Phase 5 per-dataset highlights (clean datasets): crmarenapro 82% on 6 databases (substrate's strongest single signal); stockindex 100%, stockmarket 80%; pancancer_atlas 67%; github_repos 50%, googlelocal 50%; deps_dev_v1 10% (stochastic regression from Phase 4); music_brainz_20k 7% and patents 0% (Sonnet ceiling, not infra). bookreview 87% and yelp 60% after withdrawing one contaminated trial each. Three drivers coexist (raw-bash for baseline reproducibility, labrat-agent for multi-provider standalone use, claude-mcp for the Max-plan tool path). Full write-up: docs/dab-progress-report.md.

Install

# Coming soon
uv tool install labrat

Until then, build from source:

git clone https://github.com/esagduyu/labrat
cd labrat
uv sync
uv run labrat

Requires Python 3.12+.

Quickstart

labrat

On first run, an onboarding wizard walks you through:

  1. Picking a database dialect (DuckDB / PostgreSQL / Snowflake / BigQuery / Redshift / Trino / MySQL)
  2. Entering credentials (stored encrypted in OS keyring)
  3. Testing the connection
  4. Optionally linking a dbt project or data catalog

Then you're in.
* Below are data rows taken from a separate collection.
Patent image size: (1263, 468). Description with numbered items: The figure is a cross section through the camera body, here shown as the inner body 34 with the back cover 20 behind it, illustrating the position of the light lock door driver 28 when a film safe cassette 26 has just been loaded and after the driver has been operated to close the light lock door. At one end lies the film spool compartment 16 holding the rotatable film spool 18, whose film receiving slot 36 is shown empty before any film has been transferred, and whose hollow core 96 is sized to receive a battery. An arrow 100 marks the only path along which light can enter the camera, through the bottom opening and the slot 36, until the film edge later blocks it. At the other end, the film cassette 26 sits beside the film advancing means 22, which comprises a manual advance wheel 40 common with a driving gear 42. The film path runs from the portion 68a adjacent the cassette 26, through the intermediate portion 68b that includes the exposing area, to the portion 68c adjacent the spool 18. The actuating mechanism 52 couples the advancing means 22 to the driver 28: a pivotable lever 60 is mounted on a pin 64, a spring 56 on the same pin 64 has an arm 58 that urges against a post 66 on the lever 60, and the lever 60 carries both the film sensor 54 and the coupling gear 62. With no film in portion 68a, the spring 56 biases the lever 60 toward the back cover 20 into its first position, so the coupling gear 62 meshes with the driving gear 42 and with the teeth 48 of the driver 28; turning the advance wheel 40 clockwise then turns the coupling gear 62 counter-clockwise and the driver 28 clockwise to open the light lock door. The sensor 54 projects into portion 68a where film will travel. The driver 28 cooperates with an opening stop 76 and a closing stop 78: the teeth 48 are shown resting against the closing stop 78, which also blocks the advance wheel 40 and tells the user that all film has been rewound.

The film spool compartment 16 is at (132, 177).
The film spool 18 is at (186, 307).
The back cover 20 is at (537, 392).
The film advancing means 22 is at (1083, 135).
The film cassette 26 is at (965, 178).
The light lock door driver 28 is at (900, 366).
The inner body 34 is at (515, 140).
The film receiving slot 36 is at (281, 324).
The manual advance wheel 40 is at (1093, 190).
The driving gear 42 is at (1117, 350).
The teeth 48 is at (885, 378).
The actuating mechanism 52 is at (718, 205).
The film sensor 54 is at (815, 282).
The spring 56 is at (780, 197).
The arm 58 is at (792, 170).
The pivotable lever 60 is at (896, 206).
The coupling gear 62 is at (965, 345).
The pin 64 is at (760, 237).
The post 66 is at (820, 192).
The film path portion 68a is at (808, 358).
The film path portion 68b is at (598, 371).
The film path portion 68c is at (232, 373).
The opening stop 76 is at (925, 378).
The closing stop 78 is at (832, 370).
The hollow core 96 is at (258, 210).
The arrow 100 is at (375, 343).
Ask a question:

> show me Q4 revenue by region

LabRat will:

  • Explore your schema (tables, columns, relationships)
  • Sample data to understand value distributions
  • Consult your query history and any applicable memories
  • Write dialect-correct SQL in the editor pane as it thinks
  • Run the query (with safety gates)
  • Render the results
  • Offer to chart or pin the finding

Press ? at any time for the in-app keyboard reference.

Supported warehouses

DuckDB, PostgreSQL, Snowflake, BigQuery, Redshift, Trino/Presto, MySQL.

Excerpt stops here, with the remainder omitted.